Outlook: The outlook for these retail strips is cautiously optimistic. Local population growth (Melbourne’s population rose ~3.3% last year), the return of immigration and students, and a continued work-from-home prevalence all bode well for strip retail spending. Challenges do exist – consumer spending is under pressure from inflation and interest rates, which could test marginal retailers in 2024. We may see the elevated churn continue as some businesses struggle with higher operating costs (notably, hospitality margins are slimmer due to higher wages and utilities). Nonetheless, the fundamentals of strips anchored by supermarkets and a rich mix of services are strong. These strips serve essential daily needs and provide the social “third places” that communities value. This intrinsic utility should keep occupancy high.
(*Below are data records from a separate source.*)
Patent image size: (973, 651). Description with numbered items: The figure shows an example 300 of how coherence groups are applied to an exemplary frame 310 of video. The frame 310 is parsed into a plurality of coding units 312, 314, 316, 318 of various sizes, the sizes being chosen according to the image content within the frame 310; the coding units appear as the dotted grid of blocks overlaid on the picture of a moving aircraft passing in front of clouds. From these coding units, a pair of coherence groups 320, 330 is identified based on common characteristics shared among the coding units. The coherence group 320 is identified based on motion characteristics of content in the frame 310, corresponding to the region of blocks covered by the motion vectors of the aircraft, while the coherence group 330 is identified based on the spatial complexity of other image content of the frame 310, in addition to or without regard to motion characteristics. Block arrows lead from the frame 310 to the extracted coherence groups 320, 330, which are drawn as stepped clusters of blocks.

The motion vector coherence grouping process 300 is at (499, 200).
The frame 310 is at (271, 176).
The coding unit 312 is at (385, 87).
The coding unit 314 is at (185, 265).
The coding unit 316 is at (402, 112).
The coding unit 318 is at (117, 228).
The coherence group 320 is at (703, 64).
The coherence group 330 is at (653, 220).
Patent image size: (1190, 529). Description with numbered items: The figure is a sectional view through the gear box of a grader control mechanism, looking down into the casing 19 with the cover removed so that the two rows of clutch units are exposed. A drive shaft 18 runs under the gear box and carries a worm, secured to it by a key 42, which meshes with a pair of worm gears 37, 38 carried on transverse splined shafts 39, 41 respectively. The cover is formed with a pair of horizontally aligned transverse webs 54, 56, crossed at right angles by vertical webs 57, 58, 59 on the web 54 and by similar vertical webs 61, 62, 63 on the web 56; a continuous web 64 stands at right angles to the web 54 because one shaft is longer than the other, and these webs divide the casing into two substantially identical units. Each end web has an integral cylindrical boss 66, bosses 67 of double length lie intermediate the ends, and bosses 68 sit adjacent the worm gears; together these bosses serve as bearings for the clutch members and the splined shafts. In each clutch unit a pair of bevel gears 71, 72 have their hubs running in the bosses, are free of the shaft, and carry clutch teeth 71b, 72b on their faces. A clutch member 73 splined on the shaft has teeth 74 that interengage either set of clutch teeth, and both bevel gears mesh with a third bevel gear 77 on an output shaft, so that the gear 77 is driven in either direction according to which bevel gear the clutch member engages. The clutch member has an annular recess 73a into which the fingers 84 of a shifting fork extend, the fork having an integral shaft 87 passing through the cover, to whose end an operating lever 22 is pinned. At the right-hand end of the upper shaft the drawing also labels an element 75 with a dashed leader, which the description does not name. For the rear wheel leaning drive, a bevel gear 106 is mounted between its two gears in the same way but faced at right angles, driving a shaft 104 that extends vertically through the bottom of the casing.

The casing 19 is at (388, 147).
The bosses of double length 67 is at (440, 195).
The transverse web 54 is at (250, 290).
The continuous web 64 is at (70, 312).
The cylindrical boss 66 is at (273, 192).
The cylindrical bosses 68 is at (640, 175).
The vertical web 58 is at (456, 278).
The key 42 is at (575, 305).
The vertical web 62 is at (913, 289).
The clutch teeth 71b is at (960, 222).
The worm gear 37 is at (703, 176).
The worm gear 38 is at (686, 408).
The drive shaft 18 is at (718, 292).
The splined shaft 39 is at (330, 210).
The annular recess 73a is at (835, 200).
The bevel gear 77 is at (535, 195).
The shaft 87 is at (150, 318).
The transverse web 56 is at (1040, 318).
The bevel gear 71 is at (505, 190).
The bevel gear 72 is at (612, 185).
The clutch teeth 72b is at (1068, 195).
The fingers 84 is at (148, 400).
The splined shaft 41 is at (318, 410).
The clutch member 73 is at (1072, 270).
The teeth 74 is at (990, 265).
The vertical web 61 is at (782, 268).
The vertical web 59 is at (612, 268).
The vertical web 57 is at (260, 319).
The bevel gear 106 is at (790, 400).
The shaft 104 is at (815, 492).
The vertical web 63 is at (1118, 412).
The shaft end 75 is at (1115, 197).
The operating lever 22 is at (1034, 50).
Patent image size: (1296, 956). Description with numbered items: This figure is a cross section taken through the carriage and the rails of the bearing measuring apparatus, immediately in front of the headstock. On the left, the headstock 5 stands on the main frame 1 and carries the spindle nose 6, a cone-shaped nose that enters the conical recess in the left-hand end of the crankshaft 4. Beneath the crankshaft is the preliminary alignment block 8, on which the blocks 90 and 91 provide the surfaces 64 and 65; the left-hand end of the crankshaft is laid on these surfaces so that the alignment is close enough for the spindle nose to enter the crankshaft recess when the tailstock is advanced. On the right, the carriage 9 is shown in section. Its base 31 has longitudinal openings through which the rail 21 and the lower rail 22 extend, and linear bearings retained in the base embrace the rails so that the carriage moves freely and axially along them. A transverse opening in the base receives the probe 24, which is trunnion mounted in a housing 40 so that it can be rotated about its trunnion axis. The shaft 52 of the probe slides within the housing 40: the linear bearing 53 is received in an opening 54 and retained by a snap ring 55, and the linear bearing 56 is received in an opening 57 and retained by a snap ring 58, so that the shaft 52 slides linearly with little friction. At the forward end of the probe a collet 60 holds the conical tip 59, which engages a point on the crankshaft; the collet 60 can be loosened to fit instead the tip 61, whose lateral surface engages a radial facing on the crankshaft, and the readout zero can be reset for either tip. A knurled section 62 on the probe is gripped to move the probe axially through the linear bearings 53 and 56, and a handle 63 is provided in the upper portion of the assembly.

Investors are likely to remain active in the sector, especially if interest rates stabilize or fall – which could even trigger another round of yield compression for prime assets.

For professional investors, the key takeaways are: focus on strips with sustainable rent profiles and resilient tenant mixes; leverage the low vacancy environment but be mindful of shorter lease terms and turnover; and note that supermarket-anchored strips offer particularly defensive characteristics, as evidenced by their performance and investor demand. Yields are currently a bit softer than recent lows, creating a window where acquisition pricing may be more attractive than a couple of years ago – yet the long-term capital growth story for well-located strip freeholds (land value in inner Melbourne, plus improving rents) remains intact. In essence, Melbourne’s strip shopping centres are entering 2025 in a position of strength unseen in years, having adapted to new retail realities and benefited from a renaissance in local living. The coming decade should see these strips continue evolving into vibrant mixed-use lifestyle precincts, rewarding investors who understand their local nuances and long-term potential.

Sources: Recent data and insights have been drawn from industry analyses including Fitzroys “Walk the Strip” 2023–24 reports, Property Council/Knight Frank research, Plan1 Advisors (via Australian Property Journal), Real Estate Institute of Victoria commentary, and commercial agency market updates (Fitzroys, CBRE, JLL, etc.). All data points are supported by the cited publications for accuracy and context. The analysis combines these sources to provide an integrated view suitable for investors’ strategic decision-making.